Je me souviens fort bien de notre séjour à Cordoba (l’an passé) lors de notre séjour en Andalousie. Et même si j’avais également beaucoup aimé voire encore plus aimé des endroits comme Ronda ou Granada, il n’en reste pas moins que je garde de Cordoba des images très marquées. Des ambiances. Des odeurs et des goûts. Je ne suis pas spécialement plus sucré que ça (hum !) et d’ordinaire, j’ai une propension à préférer le salé mais là, je me souviens de cette tarta de piñones dégustée à deux reprises dans ce restaurant-bar à tapas qui ne payait pas de mine, un peu excentré mais tellement plaisant.
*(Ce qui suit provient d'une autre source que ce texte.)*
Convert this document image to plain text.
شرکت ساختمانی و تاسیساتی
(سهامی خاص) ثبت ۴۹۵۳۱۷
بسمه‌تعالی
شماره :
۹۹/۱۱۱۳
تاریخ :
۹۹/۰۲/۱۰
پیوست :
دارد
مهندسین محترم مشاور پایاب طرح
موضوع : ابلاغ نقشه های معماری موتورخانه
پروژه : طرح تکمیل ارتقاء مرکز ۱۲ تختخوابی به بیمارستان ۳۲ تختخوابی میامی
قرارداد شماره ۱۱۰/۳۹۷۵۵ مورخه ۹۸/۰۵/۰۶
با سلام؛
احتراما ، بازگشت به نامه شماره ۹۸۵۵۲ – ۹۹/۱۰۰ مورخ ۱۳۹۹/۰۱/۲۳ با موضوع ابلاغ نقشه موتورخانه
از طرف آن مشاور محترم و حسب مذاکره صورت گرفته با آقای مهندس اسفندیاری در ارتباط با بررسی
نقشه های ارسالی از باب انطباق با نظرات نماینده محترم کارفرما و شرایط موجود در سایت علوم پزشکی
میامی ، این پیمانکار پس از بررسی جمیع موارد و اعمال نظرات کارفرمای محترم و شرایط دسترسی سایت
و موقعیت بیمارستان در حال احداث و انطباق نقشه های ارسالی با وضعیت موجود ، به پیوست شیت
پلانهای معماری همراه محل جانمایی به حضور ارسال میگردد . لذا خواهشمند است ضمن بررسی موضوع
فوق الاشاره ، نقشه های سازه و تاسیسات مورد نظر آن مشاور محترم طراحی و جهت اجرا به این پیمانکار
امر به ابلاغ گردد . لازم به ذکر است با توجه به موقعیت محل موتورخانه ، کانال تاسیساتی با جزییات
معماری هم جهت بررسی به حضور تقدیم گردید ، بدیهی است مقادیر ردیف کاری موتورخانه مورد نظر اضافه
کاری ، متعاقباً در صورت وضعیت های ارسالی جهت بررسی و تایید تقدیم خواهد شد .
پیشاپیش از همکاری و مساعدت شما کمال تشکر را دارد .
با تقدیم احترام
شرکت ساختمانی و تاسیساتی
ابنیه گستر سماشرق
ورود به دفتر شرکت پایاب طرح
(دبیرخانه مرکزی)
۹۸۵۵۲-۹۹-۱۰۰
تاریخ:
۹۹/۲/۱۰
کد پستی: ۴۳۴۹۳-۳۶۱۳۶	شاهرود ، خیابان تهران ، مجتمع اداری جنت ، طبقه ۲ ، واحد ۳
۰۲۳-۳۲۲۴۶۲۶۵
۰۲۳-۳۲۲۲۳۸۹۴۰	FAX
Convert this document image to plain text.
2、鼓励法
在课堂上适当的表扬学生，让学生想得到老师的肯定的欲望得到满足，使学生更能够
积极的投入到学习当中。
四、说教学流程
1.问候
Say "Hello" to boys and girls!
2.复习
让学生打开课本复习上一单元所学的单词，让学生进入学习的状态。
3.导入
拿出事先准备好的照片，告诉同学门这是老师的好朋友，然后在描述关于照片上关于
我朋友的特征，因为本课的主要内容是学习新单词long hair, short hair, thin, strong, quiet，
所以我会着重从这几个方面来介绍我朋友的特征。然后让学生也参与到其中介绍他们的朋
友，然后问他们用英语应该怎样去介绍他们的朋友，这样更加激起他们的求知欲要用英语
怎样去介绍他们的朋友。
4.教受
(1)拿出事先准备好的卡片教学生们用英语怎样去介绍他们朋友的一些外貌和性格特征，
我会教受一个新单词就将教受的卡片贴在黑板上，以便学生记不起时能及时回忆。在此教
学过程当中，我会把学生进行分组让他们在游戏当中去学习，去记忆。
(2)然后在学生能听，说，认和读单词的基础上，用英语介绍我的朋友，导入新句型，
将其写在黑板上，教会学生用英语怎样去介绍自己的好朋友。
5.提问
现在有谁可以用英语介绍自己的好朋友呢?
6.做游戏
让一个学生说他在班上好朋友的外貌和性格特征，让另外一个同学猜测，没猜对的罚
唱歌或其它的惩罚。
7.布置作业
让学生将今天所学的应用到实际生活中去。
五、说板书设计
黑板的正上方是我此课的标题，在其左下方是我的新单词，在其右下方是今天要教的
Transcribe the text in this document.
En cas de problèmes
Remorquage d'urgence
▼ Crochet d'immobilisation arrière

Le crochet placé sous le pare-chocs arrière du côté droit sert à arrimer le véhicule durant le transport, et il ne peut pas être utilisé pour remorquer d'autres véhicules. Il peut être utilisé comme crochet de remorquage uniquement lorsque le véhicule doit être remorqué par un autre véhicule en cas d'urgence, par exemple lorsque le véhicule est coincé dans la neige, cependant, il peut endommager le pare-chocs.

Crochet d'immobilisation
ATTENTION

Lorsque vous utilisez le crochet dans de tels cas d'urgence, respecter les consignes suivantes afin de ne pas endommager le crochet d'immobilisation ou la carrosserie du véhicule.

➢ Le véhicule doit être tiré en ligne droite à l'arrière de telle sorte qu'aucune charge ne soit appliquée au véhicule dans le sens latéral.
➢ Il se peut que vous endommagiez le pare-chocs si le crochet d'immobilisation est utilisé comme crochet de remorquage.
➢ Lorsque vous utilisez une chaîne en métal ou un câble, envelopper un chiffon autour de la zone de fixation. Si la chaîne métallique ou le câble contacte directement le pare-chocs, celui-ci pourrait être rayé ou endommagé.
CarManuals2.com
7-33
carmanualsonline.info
Je me souviens de ces ruelles, dont certaines étaient immaculées et faisaient penser à la Grèce, de ces patios et de ces balcons fleuris. Je me souviens que nous avons visité la Mezquita, grandiose et limite intimidante, mon premier contact avec l’art religieux hispano-mauresque, témoin de la foi chrétienne et de la foi musulmane. Témoignage, témoignage. Témoignage de fois, quoi.  Et je fus mon propre témoin de grands plaisirs. C’était le véritable début d’une aventure andalouse qui fut un bonheur de tous les instants.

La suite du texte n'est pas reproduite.